離婚時の財産分与は、将来の生活に大きく影響する重要な手続きです。

しかし「何が対象になるのか」「どう分けるのが公平か」など、複雑な問題が多く、自分だけで解決するのは困難です。

この記事では、弁護士に相談すべき具体的なケースや相談するメリット、信頼できる弁護士の選び方まで、わかりやすく解説します。

財産分与とは

財産分与とは、離婚する際に夫婦が結婚生活の中で築いた財産を、公平に分けるための制度です。

預貯金や不動産、車、退職金、年金の一部などが対象となり、名義に関係なく「共有財産」とみなされます。

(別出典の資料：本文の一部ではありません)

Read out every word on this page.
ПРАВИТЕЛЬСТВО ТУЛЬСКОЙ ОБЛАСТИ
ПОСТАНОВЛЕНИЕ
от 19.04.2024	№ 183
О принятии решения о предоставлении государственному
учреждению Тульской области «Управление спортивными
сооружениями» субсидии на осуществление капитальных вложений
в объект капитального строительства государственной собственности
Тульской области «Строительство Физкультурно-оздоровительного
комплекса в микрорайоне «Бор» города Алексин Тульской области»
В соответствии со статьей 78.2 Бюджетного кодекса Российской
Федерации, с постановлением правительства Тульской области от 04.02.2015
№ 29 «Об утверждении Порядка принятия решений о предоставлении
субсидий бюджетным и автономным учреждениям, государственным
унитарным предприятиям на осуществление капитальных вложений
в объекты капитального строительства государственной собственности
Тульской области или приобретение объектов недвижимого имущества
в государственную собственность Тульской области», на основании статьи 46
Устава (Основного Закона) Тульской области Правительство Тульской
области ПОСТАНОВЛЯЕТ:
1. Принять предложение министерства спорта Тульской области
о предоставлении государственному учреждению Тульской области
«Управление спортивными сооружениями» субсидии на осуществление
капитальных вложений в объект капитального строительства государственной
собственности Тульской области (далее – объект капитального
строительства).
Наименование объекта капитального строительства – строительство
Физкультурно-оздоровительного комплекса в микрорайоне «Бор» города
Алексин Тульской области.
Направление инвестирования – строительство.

離婚後の生活に大きく関わるため、しっかりと理解しておくことが大切です。

財産分与の3つの種類

財産分与には、「清算的財産分与(夫婦の共有財産の分配)」「慰謝料的財産分与(精神的損害への補填)」「扶養的財産分与(離婚後の生活支援)」の3種類があります。

これらのうち1種類だけしか認められないというものではなく、状況に応じて複数が認められることもあります。

1.清算的財産分与

財産分与と聞いて真っ先に思い浮かぶのが「清算的財産分与」です。

これは結婚中に夫婦が協力して築いた共有財産を対象に、公平に分ける制度です。

名義の有無に関係なく対象となり、離婚時の財産の清算を目的としています。

双方の貢献度に応じて分割されることもあります。

2.慰謝料的財産分与

慰謝料的財産分与は、離婚に伴う精神的な苦痛や損害に対する補償を目的とした分与です。

不倫や暴力など配偶者の不法行為が原因で離婚する場合に請求でき、金銭での補填が主となります。

清算的財産分与とは別に認められ、被害の程度に応じて金額が決まります。

3.扶養的財産分与

扶養的財産分与は、離婚後の生活が経済的に困難な配偶者を支えるための分与です。

特に専業主婦や収入の少ない側が対象となり、一定期間の生活費や再就職までのサポートを目的としています。

清算的財産分与とは異なり、離婚後の扶養を重視した制度です。

財産分与と慰謝料の違い

既に説明したように、財産分与は、夫婦が結婚生活で築いた共有財産を公平に分ける制度で、預貯金や不動産、退職金などが対象です。

名義に関係なく、基本的に半分ずつ分配されます。

一方、慰謝料は、不倫や暴力など配偶者の不法行為によって受けた精神的苦痛に対する損害賠償です。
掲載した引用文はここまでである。